KUPANG kabarntt.id—-Duet Pasangan Calon Gubernur NTT, Emanuel Melkiades Laka Lena-Johni Asadoma, tampil dalam bahasa sederhana, mudah dipahami dan berbasis fakta dan pengalaman yang sudah dilakukan.
Pada debat perdana Calon Gubernur-Wakil Gubernur NTT, Rabu (23/10/2024), yang disiarkan secara langsung oleh INews TV itu duet dengan sandi politik Melki-Johni itu mengenakan busana khas NTT.
Melki mengenakan sarung Timor dengan topi somgko Manggarai. Sedangkan Johni Asadoma mengenakan topi khas Alor.
Baik ketika memaparkan visi dan misi serta program kerja, Melki-Johni memaparkan visi dan misi serta program kerja secara lugas, dengan narasi yang mudah dipahami, jauh dari kesan teoretis.
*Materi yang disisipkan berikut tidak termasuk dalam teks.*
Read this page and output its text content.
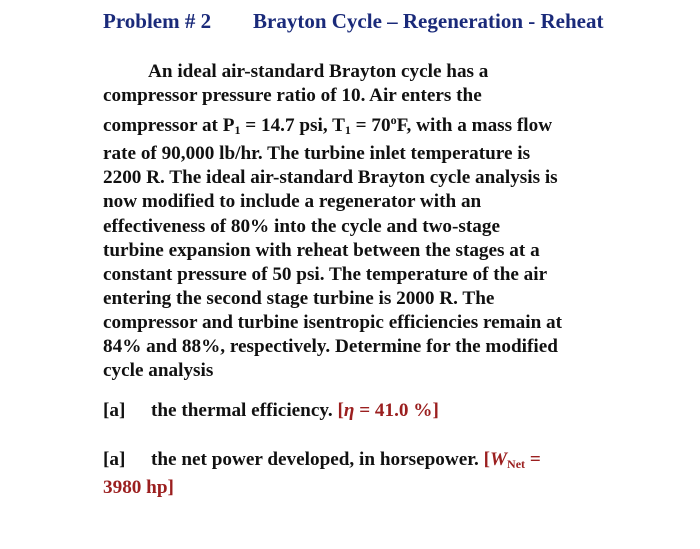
Problem # 2 Brayton Cycle – Regeneration - Reheat
An ideal air-standard Brayton cycle has a
compressor pressure ratio of 10. Air enters the
compressor at $P_1 = 14.7$ psi, $T_1 = 70^oF$, with a mass flow
rate of 90,000 lb/hr. The turbine inlet temperature is
2200 R. The ideal air-standard Brayton cycle analysis is
now modified to include a regenerator with an
effectiveness of 80% into the cycle and two-stage
turbine expansion with reheat between the stages at a
constant pressure of 50 psi. The temperature of the air
entering the second stage turbine is 2000 R. The
compressor and turbine isentropic efficiencies remain at
84% and 88%, respectively. Determine for the modified
cycle analysis
[a] the thermal efficiency. [η = 41.0 %]
[a] the net power developed, in horsepower. [$W_{Net}$ =
3980 hp]
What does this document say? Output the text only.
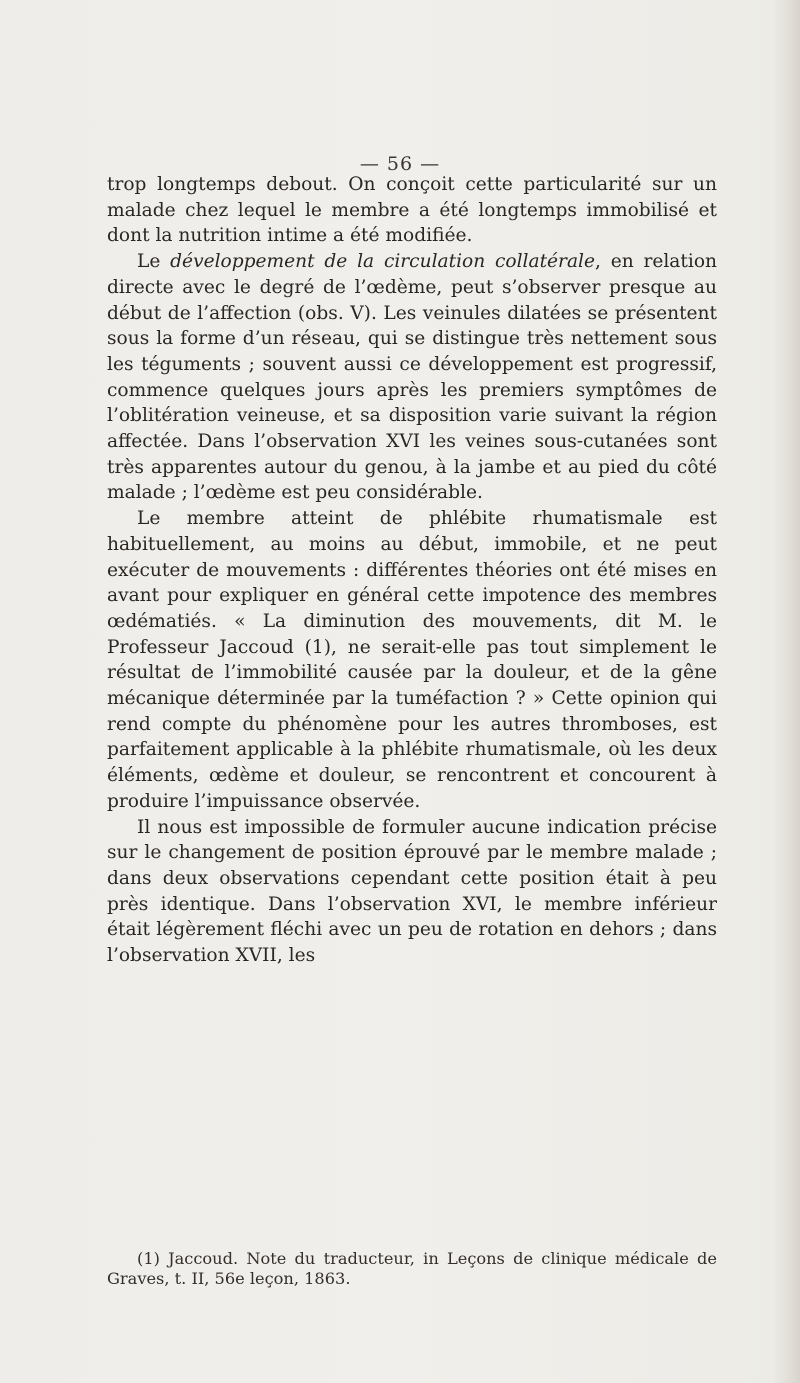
— 56 —

trop longtemps debout. On conçoit cette particularité sur un malade chez lequel le membre a été longtemps immobilisé et dont la nutrition intime a été modifiée.

Le développement de la circulation collatérale, en relation directe avec le degré de l’œdème, peut s’observer presque au début de l’affection (obs. V). Les veinules dilatées se présentent sous la forme d’un réseau, qui se distingue très nettement sous les téguments ; souvent aussi ce développement est progressif, commence quelques jours après les premiers symptômes de l’oblitération veineuse, et sa disposition varie suivant la région affectée. Dans l’observation XVI les veines sous-cutanées sont très apparentes autour du genou, à la jambe et au pied du côté malade ; l’œdème est peu considérable.

Le membre atteint de phlébite rhumatismale est habituellement, au moins au début, immobile, et ne peut exécuter de mouvements : différentes théories ont été mises en avant pour expliquer en général cette impotence des membres œdématiés. « La diminution des mouvements, dit M. le Professeur Jaccoud (1), ne serait-elle pas tout simplement le résultat de l’immobilité causée par la douleur, et de la gêne mécanique déterminée par la tuméfaction ? » Cette opinion qui rend compte du phénomène pour les autres thromboses, est parfaitement applicable à la phlébite rhumatismale, où les deux éléments, œdème et douleur, se rencontrent et concourent à produire l’impuissance observée.

Il nous est impossible de formuler aucune indication précise sur le changement de position éprouvé par le membre malade ; dans deux observations cependant cette position était à peu près identique. Dans l’observation XVI, le membre inférieur était légèrement fléchi avec un peu de rotation en dehors ; dans l’observation XVII, les

(1) Jaccoud. Note du traducteur, in Leçons de clinique médicale de Graves, t. II, 56e leçon, 1863.
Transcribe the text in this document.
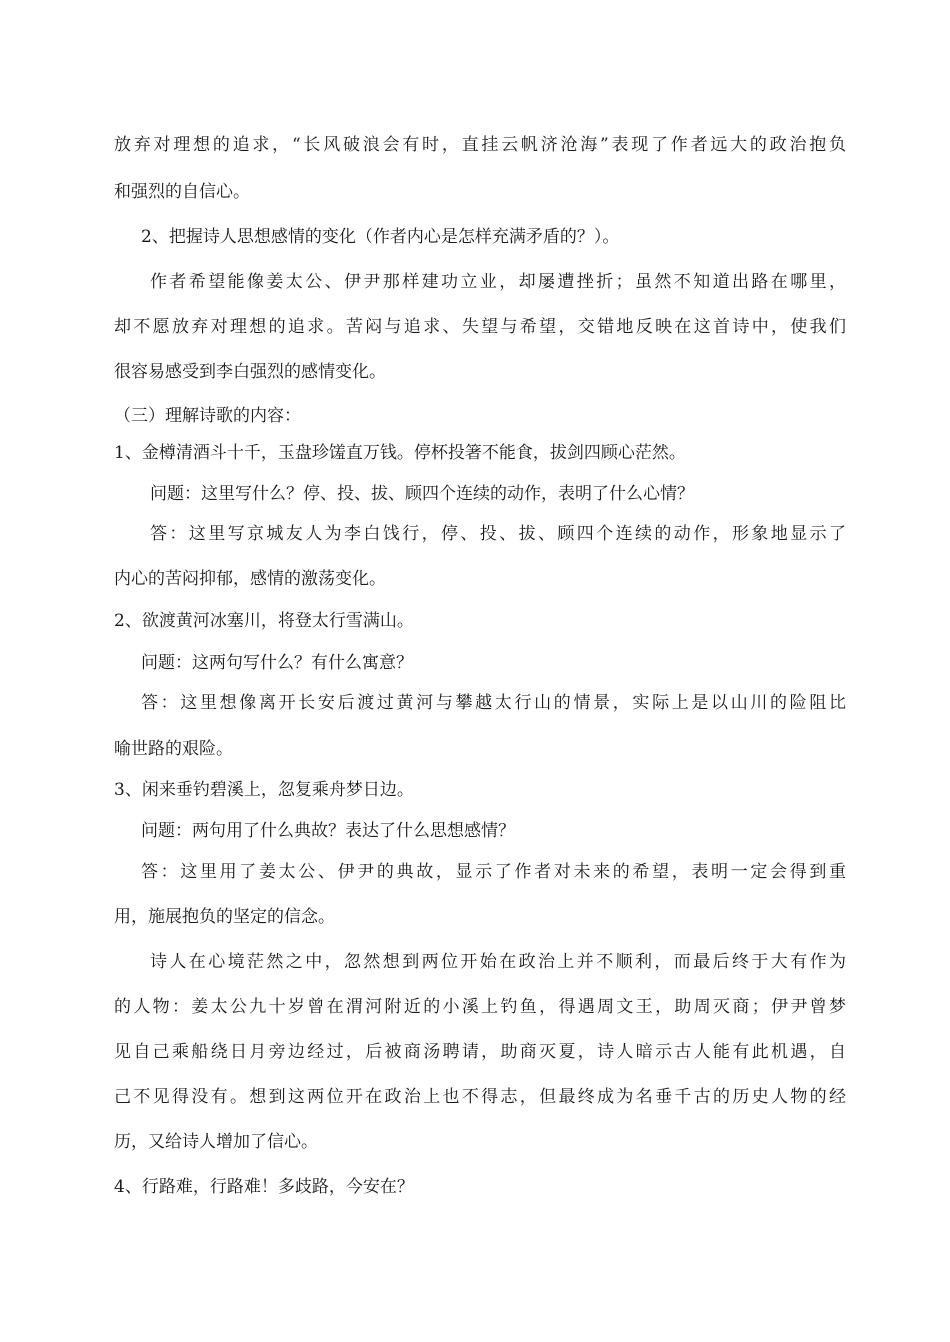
放弃对理想的追求，“长风破浪会有时，直挂云帆济沧海”表现了作者远大的政治抱负
和强烈的自信心。
2、把握诗人思想感情的变化（作者内心是怎样充满矛盾的？）。
作者希望能像姜太公、伊尹那样建功立业，却屡遭挫折；虽然不知道出路在哪里，
却不愿放弃对理想的追求。苦闷与追求、失望与希望，交错地反映在这首诗中，使我们
很容易感受到李白强烈的感情变化。
（三）理解诗歌的内容：
1、金樽清酒斗十千，玉盘珍馐直万钱。停杯投箸不能食，拔剑四顾心茫然。
问题：这里写什么？停、投、拔、顾四个连续的动作，表明了什么心情？
答：这里写京城友人为李白饯行，停、投、拔、顾四个连续的动作，形象地显示了
内心的苦闷抑郁，感情的激荡变化。
2、欲渡黄河冰塞川，将登太行雪满山。
问题：这两句写什么？有什么寓意？
答：这里想像离开长安后渡过黄河与攀越太行山的情景，实际上是以山川的险阻比
喻世路的艰险。
3、闲来垂钓碧溪上，忽复乘舟梦日边。
问题：两句用了什么典故？表达了什么思想感情？
答：这里用了姜太公、伊尹的典故，显示了作者对未来的希望，表明一定会得到重
用，施展抱负的坚定的信念。
诗人在心境茫然之中，忽然想到两位开始在政治上并不顺利，而最后终于大有作为
的人物：姜太公九十岁曾在渭河附近的小溪上钓鱼，得遇周文王，助周灭商；伊尹曾梦
见自己乘船绕日月旁边经过，后被商汤聘请，助商灭夏，诗人暗示古人能有此机遇，自
己不见得没有。想到这两位开在政治上也不得志，但最终成为名垂千古的历史人物的经
历，又给诗人增加了信心。
4、行路难，行路难！多歧路，今安在？
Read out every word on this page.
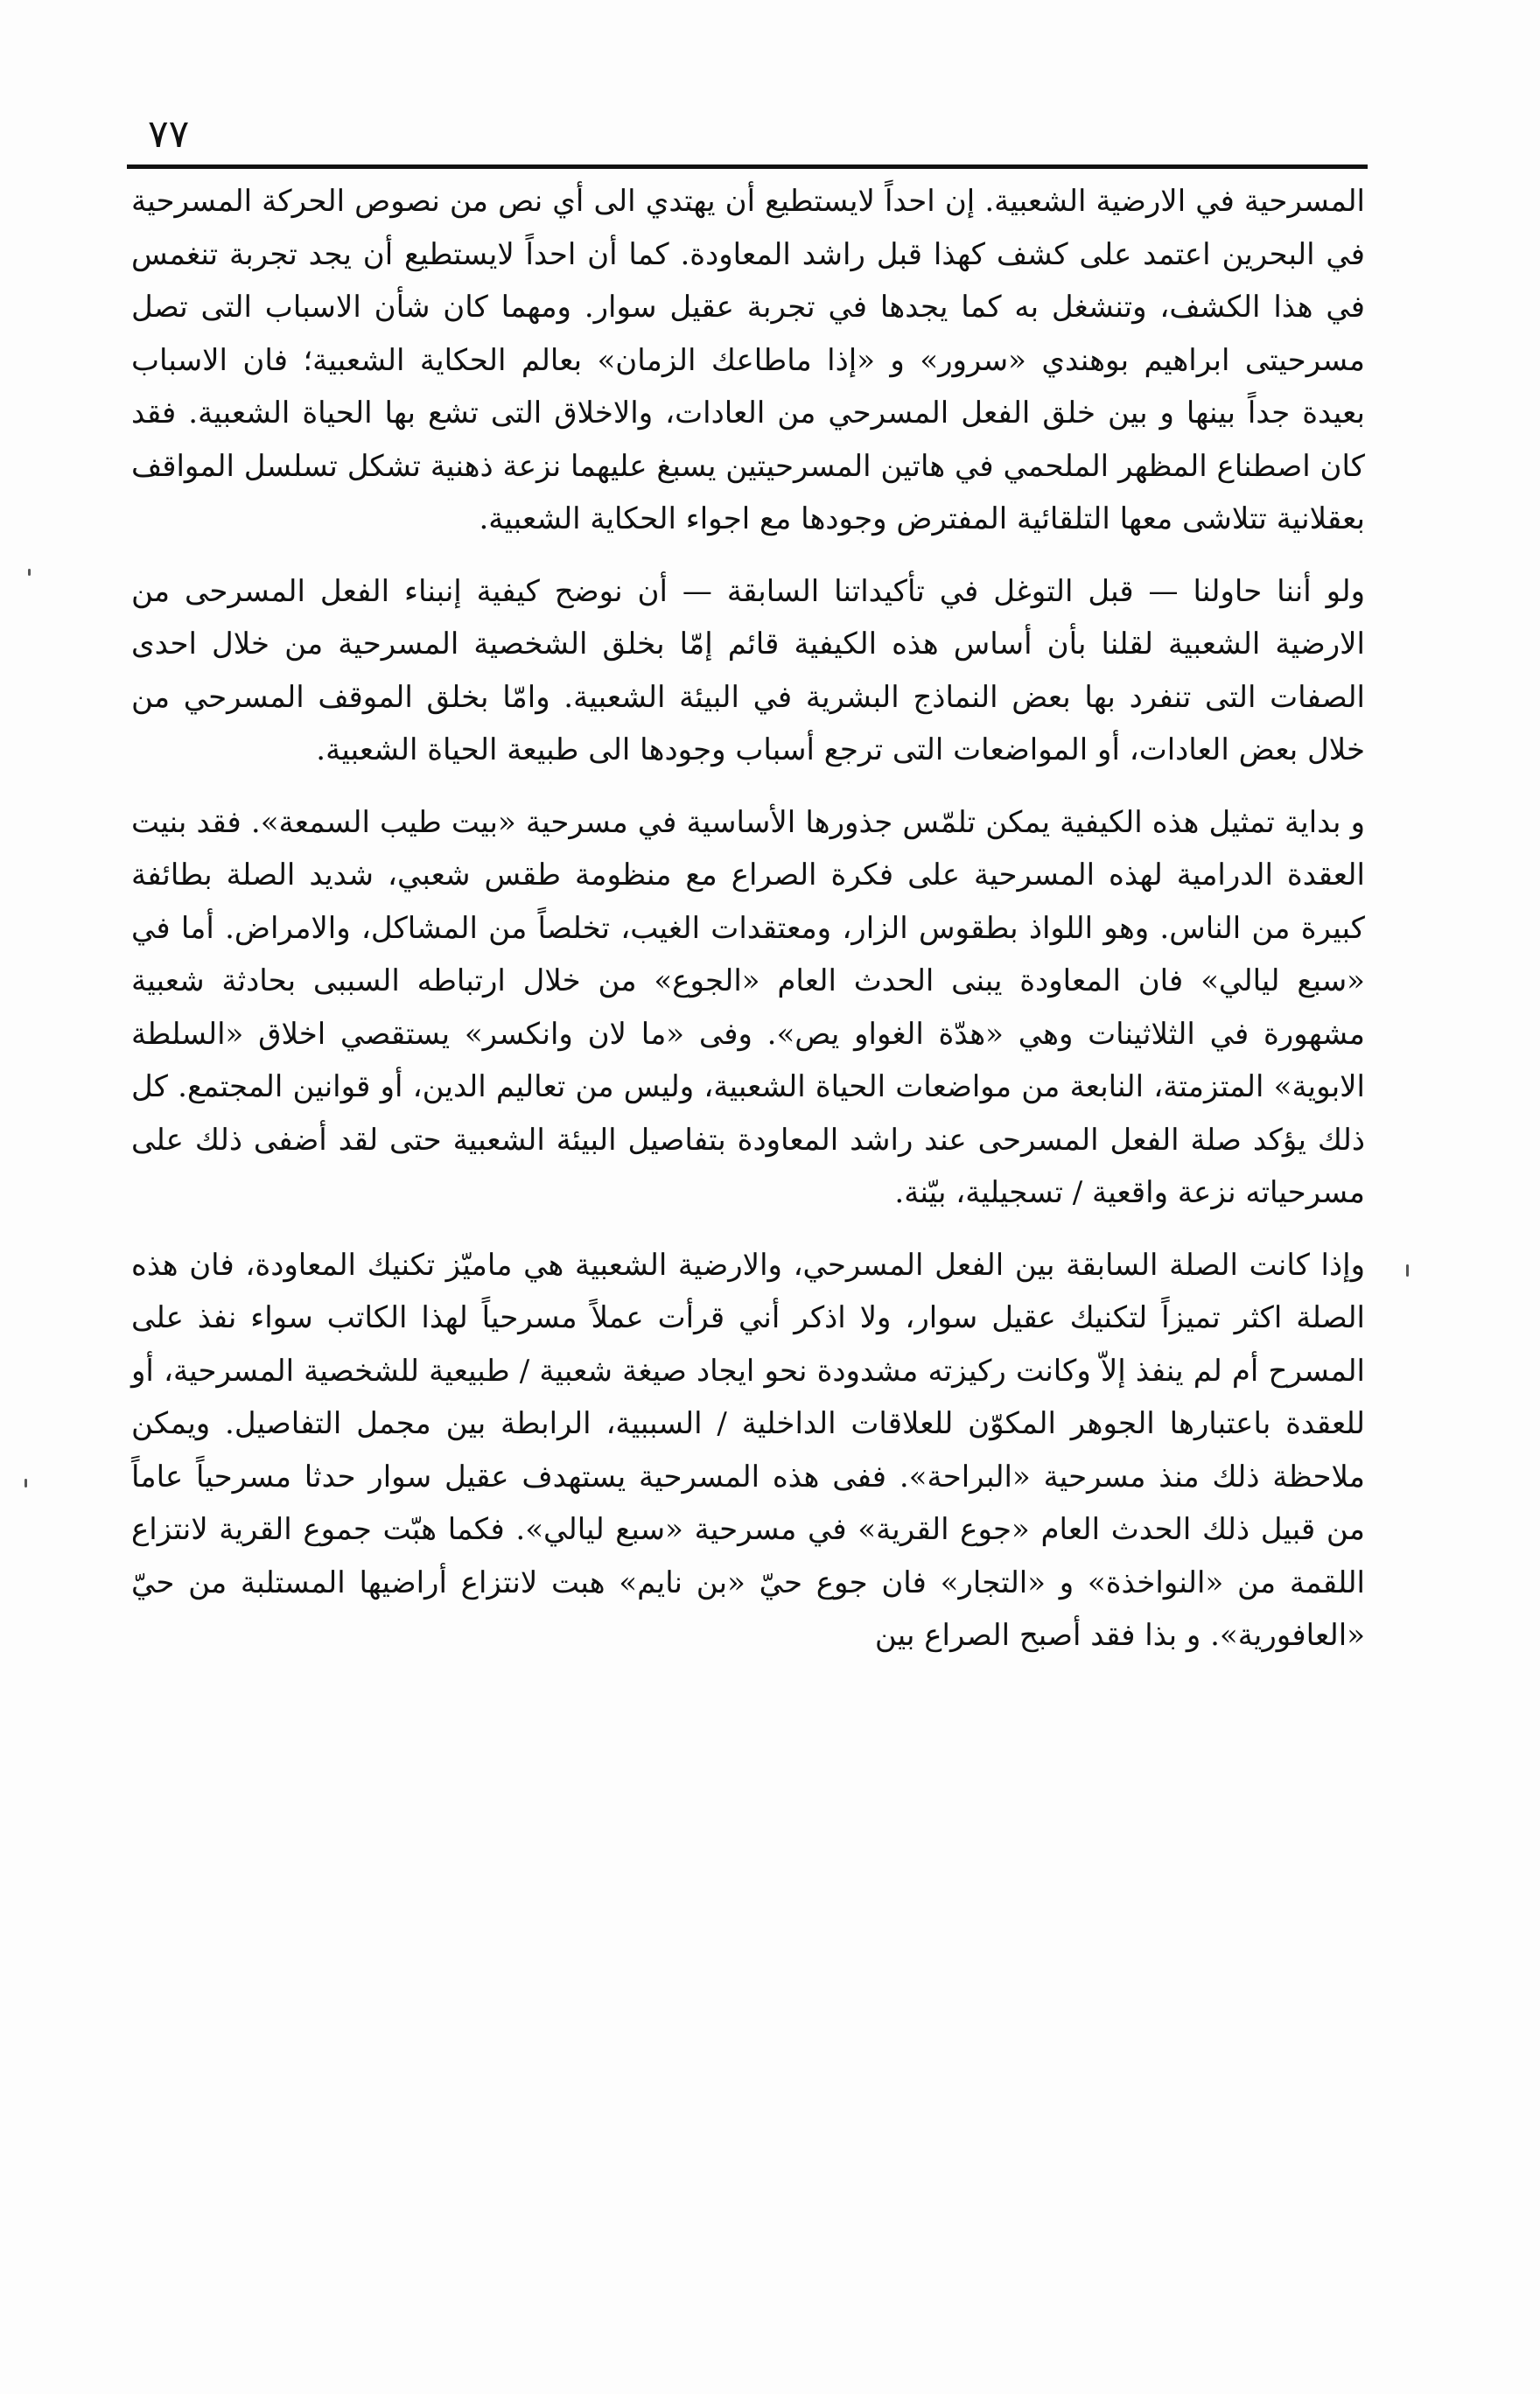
٧٧

المسرحية في الارضية الشعبية. إن احداً لايستطيع أن يهتدي الى أي نص من نصوص الحركة المسرحية في البحرين اعتمد على كشف كهذا قبل راشد المعاودة. كما أن احداً لايستطيع أن يجد تجربة تنغمس في هذا الكشف، وتنشغل به كما يجدها في تجربة عقيل سوار. ومهما كان شأن الاسباب التى تصل مسرحيتى ابراهيم بوهندي «سرور» و «إذا ماطاعك الزمان» بعالم الحكاية الشعبية؛ فان الاسباب بعيدة جداً بينها و بين خلق الفعل المسرحي من العادات، والاخلاق التى تشع بها الحياة الشعبية. فقد كان اصطناع المظهر الملحمي في هاتين المسرحيتين يسبغ عليهما نزعة ذهنية تشكل تسلسل المواقف بعقلانية تتلاشى معها التلقائية المفترض وجودها مع اجواء الحكاية الشعبية.

ولو أننا حاولنا — قبل التوغل في تأكيداتنا السابقة — أن نوضح كيفية إنبناء الفعل المسرحى من الارضية الشعبية لقلنا بأن أساس هذه الكيفية قائم إمّا بخلق الشخصية المسرحية من خلال احدى الصفات التى تنفرد بها بعض النماذج البشرية في البيئة الشعبية. وامّا بخلق الموقف المسرحي من خلال بعض العادات، أو المواضعات التى ترجع أسباب وجودها الى طبيعة الحياة الشعبية.

و بداية تمثيل هذه الكيفية يمكن تلمّس جذورها الأساسية في مسرحية «بيت طيب السمعة». فقد بنيت العقدة الدرامية لهذه المسرحية على فكرة الصراع مع منظومة طقس شعبي، شديد الصلة بطائفة كبيرة من الناس. وهو اللواذ بطقوس الزار، ومعتقدات الغيب، تخلصاً من المشاكل، والامراض. أما في «سبع ليالي» فان المعاودة يبنى الحدث العام «الجوع» من خلال ارتباطه السببى بحادثة شعبية مشهورة في الثلاثينات وهي «هدّة الغواو يص». وفى «ما لان وانكسر» يستقصي اخلاق «السلطة الابوية» المتزمتة، النابعة من مواضعات الحياة الشعبية، وليس من تعاليم الدين، أو قوانين المجتمع. كل ذلك يؤكد صلة الفعل المسرحى عند راشد المعاودة بتفاصيل البيئة الشعبية حتى لقد أضفى ذلك على مسرحياته نزعة واقعية / تسجيلية، بيّنة.

وإذا كانت الصلة السابقة بين الفعل المسرحي، والارضية الشعبية هي ماميّز تكنيك المعاودة، فان هذه الصلة اكثر تميزاً لتكنيك عقيل سوار، ولا اذكر أني قرأت عملاً مسرحياً لهذا الكاتب سواء نفذ على المسرح أم لم ينفذ إلاّ وكانت ركيزته مشدودة نحو ايجاد صيغة شعبية / طبيعية للشخصية المسرحية، أو للعقدة باعتبارها الجوهر المكوّن للعلاقات الداخلية / السببية، الرابطة بين مجمل التفاصيل. ويمكن ملاحظة ذلك منذ مسرحية «البراحة». ففى هذه المسرحية يستهدف عقيل سوار حدثا مسرحياً عاماً من قبيل ذلك الحدث العام «جوع القرية» في مسرحية «سبع ليالي». فكما هبّت جموع القرية لانتزاع اللقمة من «النواخذة» و «التجار» فان جوع حيّ «بن نايم» هبت لانتزاع أراضيها المستلبة من حيّ «العافورية». و بذا فقد أصبح الصراع بين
Melki-Johni juga santun dan tenang merespon dan bertanya kepada paslon lain.
Ketika memaparkan visi misi dan program kerja, Melki Laka Lena membeberkan apa yang akan dilakukan dengan bercermin pada apa yang sudah dilakukan Melki-Johni saat sebagai Wakil Ketua Komisi IX DPR RI untuk Melki dan Kapolda NTT untuk Johni.
Ketika ditanya apakah koalisi besar yang mengusung Melki-Johni tidak terjebak pada kepentingan partai, Melki dengan lugas mengatakan justru koalisi besar itu menguntungkan NTT.
“Kami mengikuti Bung Karno yang mengedepankan semangat gotong royong dalam membangun. Kalau banyak partai yang mengusung Melki-Johni itu justru kekuatan dan anugerah untuk NTT,” kata Melki.
Melki juga menegaskan pentingnya koalisi besar untuk membangun NTT. Mantan Wakil Ketua Komisi IX DPR RI ini memastikan pembangunan di NTT jauh lebih hebat jika gubernur-wakil gubernur ada dalam koalisi besar bersama pemerintah pusat.